Strony internetowe Trybunału Konstytucyjnego, Sądu Najwyższego i Naczelnego Sądu Administracyjnego rozczarowują. Próżno na nich szukać oświadczeń majątkowych prof. Andrzeja Rzeplińskiego, prezesa TK, Stanisława Dąbrowskiego, pierwszego prezesa SN, czy prof. Romana Hausera, prezesa NSA. Zresztą swych oświadczeń nie ujawniają opinii publicznej również wszyscy pozostali sędziowie najważniejszych w kraju sądów.

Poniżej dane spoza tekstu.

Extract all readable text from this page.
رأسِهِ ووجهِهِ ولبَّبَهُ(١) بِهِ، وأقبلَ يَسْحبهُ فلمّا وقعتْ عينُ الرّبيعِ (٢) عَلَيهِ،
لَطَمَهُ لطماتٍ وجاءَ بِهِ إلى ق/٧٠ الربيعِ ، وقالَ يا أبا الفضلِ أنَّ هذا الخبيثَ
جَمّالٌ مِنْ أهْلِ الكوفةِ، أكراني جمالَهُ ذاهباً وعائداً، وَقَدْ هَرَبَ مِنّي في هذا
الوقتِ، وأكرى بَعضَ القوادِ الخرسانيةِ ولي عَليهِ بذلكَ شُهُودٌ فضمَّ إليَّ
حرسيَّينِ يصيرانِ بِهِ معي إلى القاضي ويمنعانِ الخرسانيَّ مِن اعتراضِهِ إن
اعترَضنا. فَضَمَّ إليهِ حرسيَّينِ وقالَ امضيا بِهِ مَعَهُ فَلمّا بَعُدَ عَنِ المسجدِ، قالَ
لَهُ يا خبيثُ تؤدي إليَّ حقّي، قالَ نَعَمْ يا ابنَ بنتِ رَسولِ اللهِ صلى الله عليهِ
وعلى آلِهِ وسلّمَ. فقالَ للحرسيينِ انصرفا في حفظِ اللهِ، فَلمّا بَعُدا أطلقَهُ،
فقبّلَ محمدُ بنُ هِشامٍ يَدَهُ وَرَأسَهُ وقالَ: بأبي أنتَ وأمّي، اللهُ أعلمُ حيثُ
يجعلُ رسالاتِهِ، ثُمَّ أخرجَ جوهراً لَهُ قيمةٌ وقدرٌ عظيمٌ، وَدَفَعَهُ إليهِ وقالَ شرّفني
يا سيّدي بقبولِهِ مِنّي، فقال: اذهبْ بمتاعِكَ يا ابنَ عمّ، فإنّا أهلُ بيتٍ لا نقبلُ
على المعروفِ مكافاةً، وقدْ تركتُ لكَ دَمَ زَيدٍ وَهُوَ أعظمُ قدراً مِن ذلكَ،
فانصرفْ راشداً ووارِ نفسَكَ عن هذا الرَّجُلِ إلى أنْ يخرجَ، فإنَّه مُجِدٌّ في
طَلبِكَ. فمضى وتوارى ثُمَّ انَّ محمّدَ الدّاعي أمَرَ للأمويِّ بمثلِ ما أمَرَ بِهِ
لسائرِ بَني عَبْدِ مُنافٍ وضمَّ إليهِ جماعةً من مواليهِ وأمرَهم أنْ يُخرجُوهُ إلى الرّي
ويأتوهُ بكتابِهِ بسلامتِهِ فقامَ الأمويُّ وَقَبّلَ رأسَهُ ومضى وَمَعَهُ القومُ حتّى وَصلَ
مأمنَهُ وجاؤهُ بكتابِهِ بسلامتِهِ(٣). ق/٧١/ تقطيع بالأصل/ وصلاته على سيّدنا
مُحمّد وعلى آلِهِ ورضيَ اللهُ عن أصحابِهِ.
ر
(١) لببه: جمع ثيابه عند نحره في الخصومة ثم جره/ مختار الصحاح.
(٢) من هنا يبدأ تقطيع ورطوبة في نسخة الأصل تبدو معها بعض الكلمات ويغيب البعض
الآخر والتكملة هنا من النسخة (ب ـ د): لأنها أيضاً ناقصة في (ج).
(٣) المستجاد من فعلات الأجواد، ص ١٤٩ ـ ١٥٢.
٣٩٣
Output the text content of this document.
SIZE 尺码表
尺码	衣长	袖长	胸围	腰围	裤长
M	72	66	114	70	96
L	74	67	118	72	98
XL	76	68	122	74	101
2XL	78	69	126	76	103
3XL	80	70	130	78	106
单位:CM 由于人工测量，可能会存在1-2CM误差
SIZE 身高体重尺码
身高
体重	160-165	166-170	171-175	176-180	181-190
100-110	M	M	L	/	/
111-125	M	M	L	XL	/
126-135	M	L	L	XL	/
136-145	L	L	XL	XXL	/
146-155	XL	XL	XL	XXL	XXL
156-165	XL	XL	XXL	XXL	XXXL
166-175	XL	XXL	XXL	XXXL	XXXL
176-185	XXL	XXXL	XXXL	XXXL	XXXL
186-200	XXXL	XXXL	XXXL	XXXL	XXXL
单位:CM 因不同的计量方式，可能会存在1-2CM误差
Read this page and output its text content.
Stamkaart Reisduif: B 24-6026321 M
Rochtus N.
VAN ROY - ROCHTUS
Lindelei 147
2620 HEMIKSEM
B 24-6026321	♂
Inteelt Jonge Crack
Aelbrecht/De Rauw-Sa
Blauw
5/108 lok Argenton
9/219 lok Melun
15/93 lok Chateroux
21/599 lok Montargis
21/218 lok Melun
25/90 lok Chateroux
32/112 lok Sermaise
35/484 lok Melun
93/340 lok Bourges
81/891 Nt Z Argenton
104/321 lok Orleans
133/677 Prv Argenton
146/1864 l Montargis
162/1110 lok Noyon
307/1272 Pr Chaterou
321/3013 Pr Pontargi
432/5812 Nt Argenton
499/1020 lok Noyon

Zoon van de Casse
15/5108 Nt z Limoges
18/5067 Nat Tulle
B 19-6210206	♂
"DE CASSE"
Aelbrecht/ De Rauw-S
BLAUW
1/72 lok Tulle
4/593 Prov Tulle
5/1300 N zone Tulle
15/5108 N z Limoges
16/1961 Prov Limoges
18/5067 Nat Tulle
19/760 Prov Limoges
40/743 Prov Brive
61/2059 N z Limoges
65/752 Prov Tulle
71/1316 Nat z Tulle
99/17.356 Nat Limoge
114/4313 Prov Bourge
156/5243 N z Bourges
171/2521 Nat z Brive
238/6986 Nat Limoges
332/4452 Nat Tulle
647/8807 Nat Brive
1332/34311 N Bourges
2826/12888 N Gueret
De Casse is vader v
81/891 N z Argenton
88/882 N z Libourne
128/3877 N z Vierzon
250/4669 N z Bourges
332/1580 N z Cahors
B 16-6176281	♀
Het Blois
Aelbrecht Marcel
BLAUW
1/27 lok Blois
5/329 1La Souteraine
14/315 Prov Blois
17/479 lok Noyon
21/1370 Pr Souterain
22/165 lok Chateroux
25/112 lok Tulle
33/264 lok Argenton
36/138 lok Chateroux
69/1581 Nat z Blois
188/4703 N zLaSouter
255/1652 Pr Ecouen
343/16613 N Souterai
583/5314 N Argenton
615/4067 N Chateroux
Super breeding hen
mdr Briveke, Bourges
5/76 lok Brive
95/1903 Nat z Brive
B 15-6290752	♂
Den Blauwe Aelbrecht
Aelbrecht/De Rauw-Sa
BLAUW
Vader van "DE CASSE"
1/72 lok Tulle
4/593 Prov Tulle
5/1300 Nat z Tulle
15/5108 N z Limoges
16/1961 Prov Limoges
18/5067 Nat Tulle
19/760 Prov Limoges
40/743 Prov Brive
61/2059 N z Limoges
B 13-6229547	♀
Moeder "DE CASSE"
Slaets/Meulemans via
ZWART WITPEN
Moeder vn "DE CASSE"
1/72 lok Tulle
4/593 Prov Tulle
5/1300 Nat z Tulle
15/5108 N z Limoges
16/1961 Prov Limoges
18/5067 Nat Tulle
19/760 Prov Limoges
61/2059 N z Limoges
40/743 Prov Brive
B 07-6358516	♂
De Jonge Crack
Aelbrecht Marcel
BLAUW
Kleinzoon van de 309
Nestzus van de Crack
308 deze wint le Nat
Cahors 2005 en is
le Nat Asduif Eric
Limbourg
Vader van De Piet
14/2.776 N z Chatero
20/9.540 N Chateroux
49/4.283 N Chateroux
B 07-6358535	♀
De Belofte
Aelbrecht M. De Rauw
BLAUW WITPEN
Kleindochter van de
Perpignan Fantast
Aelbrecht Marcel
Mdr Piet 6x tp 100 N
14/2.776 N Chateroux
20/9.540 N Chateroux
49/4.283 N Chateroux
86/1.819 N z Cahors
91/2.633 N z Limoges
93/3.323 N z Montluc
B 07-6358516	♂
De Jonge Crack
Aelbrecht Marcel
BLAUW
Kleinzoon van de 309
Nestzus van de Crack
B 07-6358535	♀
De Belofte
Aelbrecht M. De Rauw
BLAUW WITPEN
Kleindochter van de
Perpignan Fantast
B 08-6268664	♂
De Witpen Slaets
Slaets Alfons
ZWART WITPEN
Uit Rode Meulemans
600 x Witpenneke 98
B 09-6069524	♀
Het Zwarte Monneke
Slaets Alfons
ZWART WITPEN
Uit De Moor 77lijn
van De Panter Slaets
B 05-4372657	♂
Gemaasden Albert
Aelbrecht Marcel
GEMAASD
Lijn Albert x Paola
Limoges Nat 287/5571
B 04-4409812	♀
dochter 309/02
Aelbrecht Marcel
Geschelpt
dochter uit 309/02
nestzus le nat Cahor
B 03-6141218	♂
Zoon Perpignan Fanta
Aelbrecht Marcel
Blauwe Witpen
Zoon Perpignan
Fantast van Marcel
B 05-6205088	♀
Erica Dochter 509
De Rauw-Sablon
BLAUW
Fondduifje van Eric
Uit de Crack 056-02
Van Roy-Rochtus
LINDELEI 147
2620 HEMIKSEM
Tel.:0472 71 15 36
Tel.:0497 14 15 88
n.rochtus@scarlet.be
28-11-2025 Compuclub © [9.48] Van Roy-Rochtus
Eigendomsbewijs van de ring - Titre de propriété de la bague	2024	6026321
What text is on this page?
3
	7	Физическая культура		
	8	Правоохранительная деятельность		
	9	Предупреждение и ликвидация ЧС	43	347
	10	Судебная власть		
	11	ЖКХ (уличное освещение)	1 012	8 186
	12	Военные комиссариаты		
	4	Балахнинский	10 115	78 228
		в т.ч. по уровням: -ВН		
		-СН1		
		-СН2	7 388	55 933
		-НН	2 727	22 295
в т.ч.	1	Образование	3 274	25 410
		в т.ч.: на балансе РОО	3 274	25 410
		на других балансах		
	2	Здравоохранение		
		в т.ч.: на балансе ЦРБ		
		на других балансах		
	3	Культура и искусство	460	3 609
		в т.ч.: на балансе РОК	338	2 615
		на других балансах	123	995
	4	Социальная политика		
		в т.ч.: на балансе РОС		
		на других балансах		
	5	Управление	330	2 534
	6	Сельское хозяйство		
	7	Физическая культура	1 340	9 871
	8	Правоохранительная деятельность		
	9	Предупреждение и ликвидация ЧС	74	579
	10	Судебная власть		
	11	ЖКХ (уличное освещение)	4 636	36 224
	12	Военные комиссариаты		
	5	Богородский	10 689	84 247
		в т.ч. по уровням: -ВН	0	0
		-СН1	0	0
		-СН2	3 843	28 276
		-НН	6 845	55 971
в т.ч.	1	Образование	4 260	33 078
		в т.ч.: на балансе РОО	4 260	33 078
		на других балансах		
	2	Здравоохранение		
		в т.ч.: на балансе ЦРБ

– Przepisy nie nakładają na nich obowiązku ujawniania oświadczeń majątkowych. Ale nie zaszkodziłoby standardom życia publicznego, gdyby sędziowie z własnej woli chcieli pokazać, że nie mają nic do ukrycia. Dotąd władza sądownicza nie była poddana takiej kontroli społecznej, jak inne władze. Na naszych oczach to się zmienia dzięki zaangażowaniu samych obywateli i niektórych organizacji pozarządowych – mówi dr Adam Bodnar, wiceprezes zarządu Helsińskiej Fundacji Praw Człowieka, adiunkt w Zakładzie Praw Człowieka WPiA Uniwersytetu Warszawskiego.
– Dotychczas nie było tradycji ujawniania oświadczeń majątkowych przez sędziów. Czy to się może zmienić? Kwestia ta może zawsze ulec zmianie – ocenia zaskakująco prof. Piotr Hofmański, rzecznik prasowy Sądu Najwyższego.